22 Kasım aynı zamanda Medine müdafii, Fahrettin Paşa’nın vefat yıldönümü.
Fahreddin Paşa elinde bulunan son derece kısıtlı imkânlarla Medine’yi iki yıl yedi ay boyunca müdafaa etti/savundu. (Haziran 1916-Ocak 1919)
Osmanlı hükümetinin Hicaz’ı kısmen boşaltma kararı alması üzerine Fahreddin Paşa, herhangi bir yağmaya karşı Medine’de Hz. Peygamber’in mezarında bulunan mukaddes emanetlerin İstanbul’a nakledilmesini teklif etti. Sorumluluk kendisinde olmak şartıyla teklifi hükümet tarafından kabul edildi. Fahreddin Paşa bir komisyon kurarak tek tek kontrol ettirdiği otuz parçadan oluşan mukaddes emanetleri 2000 askerin koruması altında İstanbul’a gönderdi.
İngilizler tarafından “Türk kaplanı” diye adlandırılan Fahreddin Paşa 27 Ocak’ta(1919) savaş esiri olarak Mısır’a gönderildi. 5 Ağustos’ta Malta’ya sürgün edildi. Sürgün sırasında, savaş suçlularını yargılamak üzere işgalci devlet tarafından İstanbul’da kurdurulan ve başkanından dolayı halk arasında Nemrud Mustafa Dîvânıharbi adı verilen mahkemece ölüme mahkûm edildi. Ancak Fahreddin Paşa Ankara hükümetinin gayretleriyle 8 Nisan 1921’de Malta’dan kurtuldu.
Milli mücadeleye katıldı. Afganistan’a büyükelçi olarak görevlendirildi(1921-1926) 1936'da Türk Silahlı Kuvvetlerinden tümgeneral rütbesiyle emekliye ayrıldı, 22 Kasım 1948'de vefat etti. Fahreddin Paşa'nın naaşı vasiyeti üzerine Rumeli Feneri Aşiyan Mezarlığı'nda(İstanbul) defnedildi.
**
Geçen hafta yazımızı “Barış ve istikrarın hâkim olduğu bir Lübnan’da Müslüman’a da Hristiyan’a da ait samimiyet hikâyeleri yazılacaktır, anlatılacaktır. Nitekim yazılmıştır” şeklinde tamamlamıştık.

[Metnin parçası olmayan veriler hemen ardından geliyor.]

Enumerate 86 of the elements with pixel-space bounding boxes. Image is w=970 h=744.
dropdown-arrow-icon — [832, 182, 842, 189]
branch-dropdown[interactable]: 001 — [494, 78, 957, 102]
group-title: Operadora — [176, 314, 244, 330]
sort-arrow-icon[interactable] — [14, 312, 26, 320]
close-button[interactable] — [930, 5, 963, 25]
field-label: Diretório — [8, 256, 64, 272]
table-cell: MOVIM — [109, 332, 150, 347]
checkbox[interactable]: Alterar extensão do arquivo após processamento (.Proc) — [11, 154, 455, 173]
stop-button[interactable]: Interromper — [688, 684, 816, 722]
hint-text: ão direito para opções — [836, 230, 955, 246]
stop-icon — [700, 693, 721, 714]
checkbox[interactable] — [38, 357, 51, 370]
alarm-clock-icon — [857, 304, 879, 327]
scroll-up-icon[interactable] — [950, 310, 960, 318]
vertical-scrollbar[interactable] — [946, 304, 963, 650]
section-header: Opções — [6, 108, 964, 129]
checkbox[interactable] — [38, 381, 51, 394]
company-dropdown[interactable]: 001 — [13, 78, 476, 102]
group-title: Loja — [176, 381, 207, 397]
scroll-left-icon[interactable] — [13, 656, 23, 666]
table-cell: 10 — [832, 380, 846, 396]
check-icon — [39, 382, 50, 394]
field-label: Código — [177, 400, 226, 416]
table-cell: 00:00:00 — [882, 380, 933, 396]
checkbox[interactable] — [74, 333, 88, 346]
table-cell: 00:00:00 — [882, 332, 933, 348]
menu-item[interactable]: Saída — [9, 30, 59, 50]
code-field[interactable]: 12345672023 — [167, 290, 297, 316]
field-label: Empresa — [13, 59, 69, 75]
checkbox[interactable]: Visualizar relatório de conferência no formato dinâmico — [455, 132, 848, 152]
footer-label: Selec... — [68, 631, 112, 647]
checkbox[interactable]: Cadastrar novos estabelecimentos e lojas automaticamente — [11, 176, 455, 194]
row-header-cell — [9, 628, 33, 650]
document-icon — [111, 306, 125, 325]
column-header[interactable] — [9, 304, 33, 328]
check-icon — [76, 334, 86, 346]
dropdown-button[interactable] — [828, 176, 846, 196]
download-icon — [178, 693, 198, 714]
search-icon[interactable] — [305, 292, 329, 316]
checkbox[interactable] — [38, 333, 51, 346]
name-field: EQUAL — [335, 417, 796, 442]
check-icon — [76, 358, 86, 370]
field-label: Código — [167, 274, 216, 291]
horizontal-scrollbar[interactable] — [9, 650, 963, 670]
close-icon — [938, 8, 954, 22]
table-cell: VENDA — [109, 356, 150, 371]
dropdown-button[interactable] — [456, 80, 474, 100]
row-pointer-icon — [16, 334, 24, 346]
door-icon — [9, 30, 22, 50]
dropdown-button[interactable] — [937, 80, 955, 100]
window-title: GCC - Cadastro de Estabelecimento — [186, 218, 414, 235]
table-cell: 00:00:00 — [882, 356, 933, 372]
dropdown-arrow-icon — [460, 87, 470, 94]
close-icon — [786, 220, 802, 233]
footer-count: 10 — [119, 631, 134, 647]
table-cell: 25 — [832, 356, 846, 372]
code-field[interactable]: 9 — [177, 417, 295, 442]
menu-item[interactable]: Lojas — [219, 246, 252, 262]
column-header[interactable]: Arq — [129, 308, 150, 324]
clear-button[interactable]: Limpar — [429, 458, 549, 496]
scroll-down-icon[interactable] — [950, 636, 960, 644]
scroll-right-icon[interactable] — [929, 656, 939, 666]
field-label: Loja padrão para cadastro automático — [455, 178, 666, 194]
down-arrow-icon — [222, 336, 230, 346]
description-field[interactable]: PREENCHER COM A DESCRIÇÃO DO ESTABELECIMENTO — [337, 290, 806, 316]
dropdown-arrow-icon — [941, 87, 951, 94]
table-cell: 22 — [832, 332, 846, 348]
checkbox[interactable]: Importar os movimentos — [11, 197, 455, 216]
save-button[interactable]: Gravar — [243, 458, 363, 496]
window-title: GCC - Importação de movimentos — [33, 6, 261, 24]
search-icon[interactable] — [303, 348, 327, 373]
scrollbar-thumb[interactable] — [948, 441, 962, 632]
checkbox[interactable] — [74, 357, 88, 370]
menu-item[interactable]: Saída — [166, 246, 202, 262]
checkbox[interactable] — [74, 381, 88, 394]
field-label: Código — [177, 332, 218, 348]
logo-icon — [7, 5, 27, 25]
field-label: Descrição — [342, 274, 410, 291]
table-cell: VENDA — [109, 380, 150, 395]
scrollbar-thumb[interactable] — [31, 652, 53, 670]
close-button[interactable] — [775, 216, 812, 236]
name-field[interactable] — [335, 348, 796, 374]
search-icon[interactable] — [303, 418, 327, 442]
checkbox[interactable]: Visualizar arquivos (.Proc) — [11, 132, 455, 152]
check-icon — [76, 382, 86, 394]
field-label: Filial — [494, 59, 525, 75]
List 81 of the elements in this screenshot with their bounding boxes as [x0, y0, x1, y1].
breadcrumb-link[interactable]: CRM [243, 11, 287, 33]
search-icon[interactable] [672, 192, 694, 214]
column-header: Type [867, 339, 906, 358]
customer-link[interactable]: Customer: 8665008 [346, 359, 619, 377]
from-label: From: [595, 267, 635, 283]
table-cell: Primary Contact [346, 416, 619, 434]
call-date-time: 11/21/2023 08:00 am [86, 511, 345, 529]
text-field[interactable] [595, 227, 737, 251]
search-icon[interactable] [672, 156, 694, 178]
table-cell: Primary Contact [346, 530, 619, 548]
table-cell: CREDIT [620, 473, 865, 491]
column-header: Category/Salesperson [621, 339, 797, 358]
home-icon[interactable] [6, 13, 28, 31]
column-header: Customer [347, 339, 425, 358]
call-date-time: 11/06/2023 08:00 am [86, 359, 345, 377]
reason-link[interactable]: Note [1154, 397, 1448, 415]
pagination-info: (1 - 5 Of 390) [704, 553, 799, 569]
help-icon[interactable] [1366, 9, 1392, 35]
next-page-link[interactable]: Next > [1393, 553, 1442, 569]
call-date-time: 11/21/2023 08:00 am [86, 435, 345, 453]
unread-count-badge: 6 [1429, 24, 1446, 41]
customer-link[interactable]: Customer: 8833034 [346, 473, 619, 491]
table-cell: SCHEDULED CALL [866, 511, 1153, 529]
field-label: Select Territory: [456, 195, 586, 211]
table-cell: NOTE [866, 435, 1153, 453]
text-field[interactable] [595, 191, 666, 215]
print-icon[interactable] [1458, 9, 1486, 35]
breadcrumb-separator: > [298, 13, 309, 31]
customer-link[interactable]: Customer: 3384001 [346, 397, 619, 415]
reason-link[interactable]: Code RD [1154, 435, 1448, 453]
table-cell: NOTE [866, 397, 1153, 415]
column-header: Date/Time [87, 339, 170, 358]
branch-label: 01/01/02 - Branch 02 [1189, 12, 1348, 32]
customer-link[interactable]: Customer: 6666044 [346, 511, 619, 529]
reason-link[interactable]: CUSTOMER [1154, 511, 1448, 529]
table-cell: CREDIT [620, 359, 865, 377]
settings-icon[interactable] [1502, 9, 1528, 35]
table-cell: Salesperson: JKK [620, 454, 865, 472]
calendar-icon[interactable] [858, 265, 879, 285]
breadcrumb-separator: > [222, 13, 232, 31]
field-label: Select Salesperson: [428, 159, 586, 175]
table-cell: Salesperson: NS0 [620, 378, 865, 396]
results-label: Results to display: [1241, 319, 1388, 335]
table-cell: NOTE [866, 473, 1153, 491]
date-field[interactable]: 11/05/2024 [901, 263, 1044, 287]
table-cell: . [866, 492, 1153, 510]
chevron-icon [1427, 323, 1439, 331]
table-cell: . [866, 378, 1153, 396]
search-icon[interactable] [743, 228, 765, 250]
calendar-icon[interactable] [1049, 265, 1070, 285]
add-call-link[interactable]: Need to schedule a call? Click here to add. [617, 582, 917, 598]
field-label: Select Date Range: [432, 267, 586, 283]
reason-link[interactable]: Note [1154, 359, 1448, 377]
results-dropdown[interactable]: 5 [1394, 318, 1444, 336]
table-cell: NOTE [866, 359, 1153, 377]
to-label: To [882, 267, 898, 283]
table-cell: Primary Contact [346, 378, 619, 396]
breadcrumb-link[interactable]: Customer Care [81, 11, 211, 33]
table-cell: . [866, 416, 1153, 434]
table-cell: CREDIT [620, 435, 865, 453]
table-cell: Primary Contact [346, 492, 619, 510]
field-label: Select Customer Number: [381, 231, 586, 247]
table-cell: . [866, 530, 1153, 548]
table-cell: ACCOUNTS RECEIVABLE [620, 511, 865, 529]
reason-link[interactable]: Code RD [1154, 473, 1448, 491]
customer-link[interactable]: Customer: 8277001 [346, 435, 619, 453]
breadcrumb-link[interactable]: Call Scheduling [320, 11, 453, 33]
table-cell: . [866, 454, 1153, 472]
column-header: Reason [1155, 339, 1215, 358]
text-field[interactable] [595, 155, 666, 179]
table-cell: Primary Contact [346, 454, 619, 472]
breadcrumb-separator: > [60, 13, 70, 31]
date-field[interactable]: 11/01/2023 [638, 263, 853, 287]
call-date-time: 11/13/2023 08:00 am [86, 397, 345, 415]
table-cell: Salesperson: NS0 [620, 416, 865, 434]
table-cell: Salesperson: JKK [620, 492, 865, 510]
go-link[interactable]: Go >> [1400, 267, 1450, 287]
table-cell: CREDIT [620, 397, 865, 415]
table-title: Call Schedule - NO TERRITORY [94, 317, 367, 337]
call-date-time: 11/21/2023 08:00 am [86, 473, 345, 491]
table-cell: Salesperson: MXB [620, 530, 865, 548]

İşte Arapça yazılıp Türkçeye çevrildiği rivayet edilen o hikâyelerden biri ve yine Kasım ayı:
HRİSTİYAN BİR ANNENİN FERYADI
“Neredesin ey Muhammed?
Senin ümmetin, senin doğum gününde kızımı öldürdü!”
Ve cevap, bu feryattan daha hızlı geldi.
Hikâyenin başlangıcı:
1953 yılının 19 Kasımı 20 Kasına bağlayan gece., Mevlid-i Nebevi gecesi. Lübnan’ın güneyindeki Sayda şehrinde…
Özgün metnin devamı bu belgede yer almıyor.